You call that low tech set up???? What do you try to say (make fun many of members 

My highest setup has only heater and thermometer.


----------



## LittleBettaFish (Oct 2, 2010)

Low tech is referring to the fact the plants require essentially no fertilisers, there no CO2 and quite low light over the whole thing. 

High tech to me usually means lots of light, regular dosing of fertilisers and CO2. 

It has nothing to do with anything else and I'm not making fun of anyone. High tech and low tech are just terms used by people with planted set-ups.


----------



## Jupiter (Aug 30, 2009)

Gorgeous set-up and betta! I'd love to have a tank like yours someday...I've actually been searching for a tank like that (a longer, shallow rectangular kind).


----------



## kfryman (Nov 7, 2011)

Haha, I am looking to turn my sorority high tech. I already have the T5HO light and some ferts. I am looking to do DIY CO2 first, then I am gonna buy a regulator so I have no need for an airpump. Though, I have been to lazy to do the CO2 lol.

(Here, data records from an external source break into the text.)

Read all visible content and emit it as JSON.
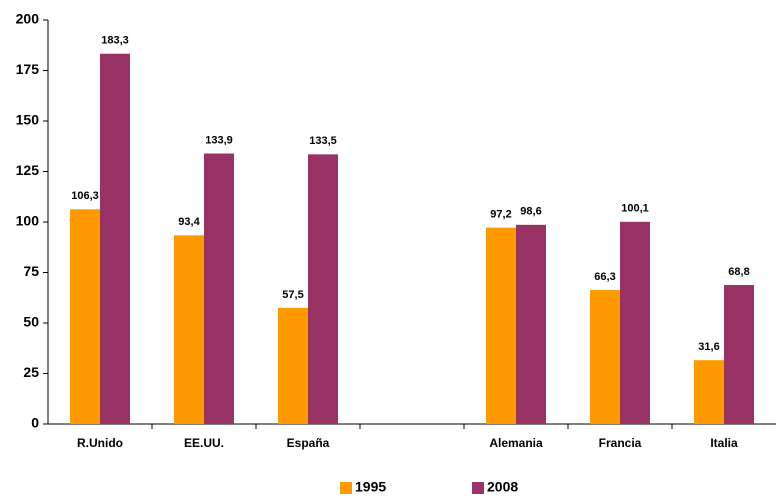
{
  "chart_data": {
    "type": "bar",
    "categories": [
      "R.Unido",
      "EE.UU.",
      "España",
      null,
      "Alemania",
      "Francia",
      "Italia"
    ],
    "series": [
      {
        "name": "1995",
        "color": "#ff9900",
        "values": [
          106.3,
          93.4,
          57.5,
          null,
          97.2,
          66.3,
          31.6
        ],
        "value_labels": [
          "106,3",
          "93,4",
          "57,5",
          null,
          "97,2",
          "66,3",
          "31,6"
        ]
      },
      {
        "name": "2008",
        "color": "#993366",
        "values": [
          183.3,
          133.9,
          133.5,
          null,
          98.6,
          100.1,
          68.8
        ],
        "value_labels": [
          "183,3",
          "133,9",
          "133,5",
          null,
          "98,6",
          "100,1",
          "68,8"
        ]
      }
    ],
    "ylim": [
      0,
      200
    ],
    "yticks": [
      0,
      25,
      50,
      75,
      100,
      125,
      150,
      175,
      200
    ],
    "grid": false,
    "legend": "bottom"
  }
}
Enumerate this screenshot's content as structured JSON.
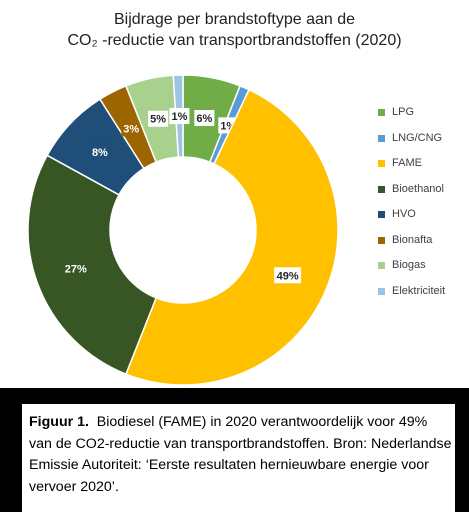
{
  "chart_data": {
    "type": "pie",
    "donut": true,
    "title": [
      "Bijdrage per brandstoftype aan de",
      "CO₂ -reductie van transportbrandstoffen (2020)"
    ],
    "legend_position": "right",
    "start_angle_deg": 0,
    "series": [
      {
        "name": "LPG",
        "value": 6,
        "label": "6%",
        "color": "#70AD47"
      },
      {
        "name": "LNG/CNG",
        "value": 1,
        "label": "1%",
        "color": "#5B9BD5"
      },
      {
        "name": "FAME",
        "value": 49,
        "label": "49%",
        "color": "#FFC000"
      },
      {
        "name": "Bioethanol",
        "value": 27,
        "label": "27%",
        "color": "#375623"
      },
      {
        "name": "HVO",
        "value": 8,
        "label": "8%",
        "color": "#1F4E79"
      },
      {
        "name": "Bionafta",
        "value": 3,
        "label": "3%",
        "color": "#9C6500"
      },
      {
        "name": "Biogas",
        "value": 5,
        "label": "5%",
        "color": "#A9D18E"
      },
      {
        "name": "Elektriciteit",
        "value": 1,
        "label": "1%",
        "color": "#9DC3E6"
      }
    ]
  },
  "caption": {
    "figure_label": "Figuur 1.",
    "text": "Biodiesel (FAME) in 2020 verantwoordelijk voor 49% van de CO2-reductie van transportbrandstoffen. Bron: Nederlandse Emissie Autoriteit: ‘Eerste resultaten hernieuwbare energie voor vervoer 2020’."
  }
}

Tank looks gorgeous! I remember you posting a picture of it once, maybe in you avatar or something, and I was amazed by the simplicity, yet it looks amazing!

What about the TOm Mini Internal filter? Or rock two Azoo Palm filters, one one each end? They are rated for 3.5 gallons. so you might even be able to get away with one, but 2 provides a bit better flow (adjustable flow too)


----------



## kfryman (Nov 7, 2011)

Jupiter said:


> Gorgeous set-up and betta! I'd love to have a tank like yours someday...I've actually been searching for a tank like that (a longer, shallow rectangular kind).


Look into the Mr Aqua 12 gallon long, it is amazing! Super low, perfect for bettas and you can divide it if you really wanted too (I don't care much for divided tanks) and each betta would have 6 gallons, but the length to swim would be a lot of swimming room for them.

http://www.marinedepot.com/Mr._Aqua_Rectangle_Frameless_Glass_Aquarium_Tank_Rectangular-Azoo-AZ1119-FIAQRA-AZ1123-vi.html


----------



## Jupiter (Aug 30, 2009)

kfryman said:


> Look into the Mr Aqua 12 gallon long, it is amazing! Super low, perfect for bettas and you can divide it if you really wanted too (I don't care much for divided tanks) and each betta would have 6 gallons, but the length to swim would be a lot of swimming room for them.
> 
> http://www.marinedepot.com/Mr._Aqua_Rectangle_Frameless_Glass_Aquarium_Tank_Rectangular-Azoo-AZ1119-FIAQRA-AZ1123-vi.html


Awesome! Thanks!


----------



## kfryman (Nov 7, 2011)

Jupiter said:


> Awesome! Thanks!


Welcome! I have been eying that tank for so long, but I have no money lol.

Great set up shown here http://www.youtube.com/watch?v=WtU7JciB3lc


----------



## LittleBettaFish (Oct 2, 2010)

Yeah as soon as I get the funds and the space I am going to purchase a Mr Aqua 12 gallon and convert it into a divided set-up for my nicer males and females. I love long, low tanks as they maximise swimming space but are not usually as heavy as more traditional style aquariums.

I am going to do something similar to this in my sorority. Except I am going to be using a DIY substrate recipe from another forum and adding in vallisneria and possibly hairgrass as well. I just need to find the right pieces of wood and rock. 

http://www.practicalfishkeeping.co.uk/content.php?sid=3670

I have 3 or 4 T5HO fittings lying around so I figure I might as well make use of them. Plus I want my sorority to require less maintenance and provide more cover for my females.


----------